あさのゆきこさん(以下、あさの):私自身も漫画に出てくる主人公と同じように、夫が育休を取ってくれたり、自分の実家が近かったりして、けっこう頼れる人がいる環境なのに育児がしんどくて。こんなに恵まれているのになんでだろう…と1年ぐらいずっと悩んだことがあり、その時の気持ちを元に漫画を描こうと思いました。2人の子どもが0歳と2歳の頃が、すごくしんどかったですね。

――今はお子さんが大きくなり、7歳と5歳になったそうですね。子どもに罵声を飛ばす場面など、人には見せたくない部分だと思いますが、それを漫画にしようと思ったのはなぜですか?

あさの:自分と同じような人がきっといるんじゃないかと思ったので、漫画にしたら共感してくれるかなと。
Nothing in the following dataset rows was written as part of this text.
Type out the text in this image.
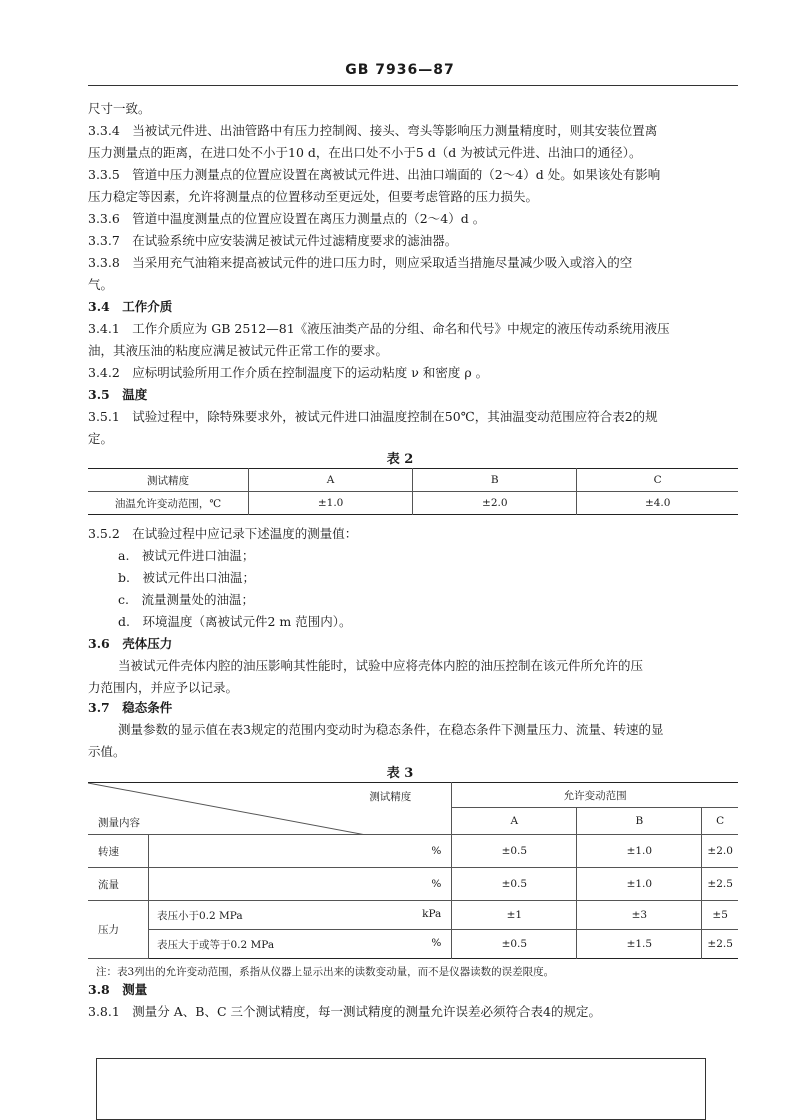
GB 7936—87
尺寸一致。
3.3.4　当被试元件进、出油管路中有压力控制阀、接头、弯头等影响压力测量精度时，则其安装位置离
压力测量点的距离，在进口处不小于10 d，在出口处不小于5 d（d 为被试元件进、出油口的通径）。
3.3.5　管道中压力测量点的位置应设置在离被试元件进、出油口端面的（2～4）d 处。如果该处有影响
压力稳定等因素，允许将测量点的位置移动至更远处，但要考虑管路的压力损失。
3.3.6　管道中温度测量点的位置应设置在离压力测量点的（2～4）d 。
3.3.7　在试验系统中应安装满足被试元件过滤精度要求的滤油器。
3.3.8　当采用充气油箱来提高被试元件的进口压力时，则应采取适当措施尽量减少吸入或溶入的空
气。
3.4　工作介质
3.4.1　工作介质应为 GB 2512—81《液压油类产品的分组、命名和代号》中规定的液压传动系统用液压
油，其液压油的粘度应满足被试元件正常工作的要求。
3.4.2　应标明试验所用工作介质在控制温度下的运动粘度 ν 和密度 ρ 。
3.5　温度
3.5.1　试验过程中，除特殊要求外，被试元件进口油温度控制在50℃，其油温变动范围应符合表2的规
定。
表 2
测试精度	A	B	C
油温允许变动范围，℃	±1.0	±2.0	±4.0
3.5.2　在试验过程中应记录下述温度的测量值：
a.　被试元件进口油温；
b.　被试元件出口油温；
c.　流量测量处的油温；
d.　环境温度（离被试元件2 m 范围内）。
3.6　壳体压力
当被试元件壳体内腔的油压影响其性能时，试验中应将壳体内腔的油压控制在该元件所允许的压
力范围内，并应予以记录。
3.7　稳态条件
测量参数的显示值在表3规定的范围内变动时为稳态条件，在稳态条件下测量压力、流量、转速的显
示值。
表 3
测试精度
测量内容		允许变动范围		
		A	B	C
转速	%	±0.5	±1.0	±2.0
流量	%	±0.5	±1.0	±2.5
压力	表压小于0.2 MPa kPa	±1	±3	±5

	表压大于或等于0.2 MPa %	±0.5	±1.5	±2.5
注：表3列出的允许变动范围，系指从仪器上显示出来的读数变动量，而不是仪器读数的误差限度。
3.8　测量
3.8.1　测量分 A、B、C 三个测试精度，每一测试精度的测量允许误差必须符合表4的规定。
実際に反響がすごくて、「私もそうでした」とDMをいただくことがけっこうあります。

――主人公は「子どもを可愛く思えない」「家にふたりでいたくない」と発言しています。あさのさんにもそう思われることがありましたか?

あさの:ありました。0歳から2歳くらいまでの子どもって意思疎通ができないし、何をしたら喜んでくれるのかもわからないから、可愛いって思えない時があったんですよね。もちろん姿形は可愛いと思いますけど、それよりも「この子たちを守らなければ」という義務感のほうが強くて。今思い出しても、あの頃の育児はあんまり楽しくなかったなという記憶があります。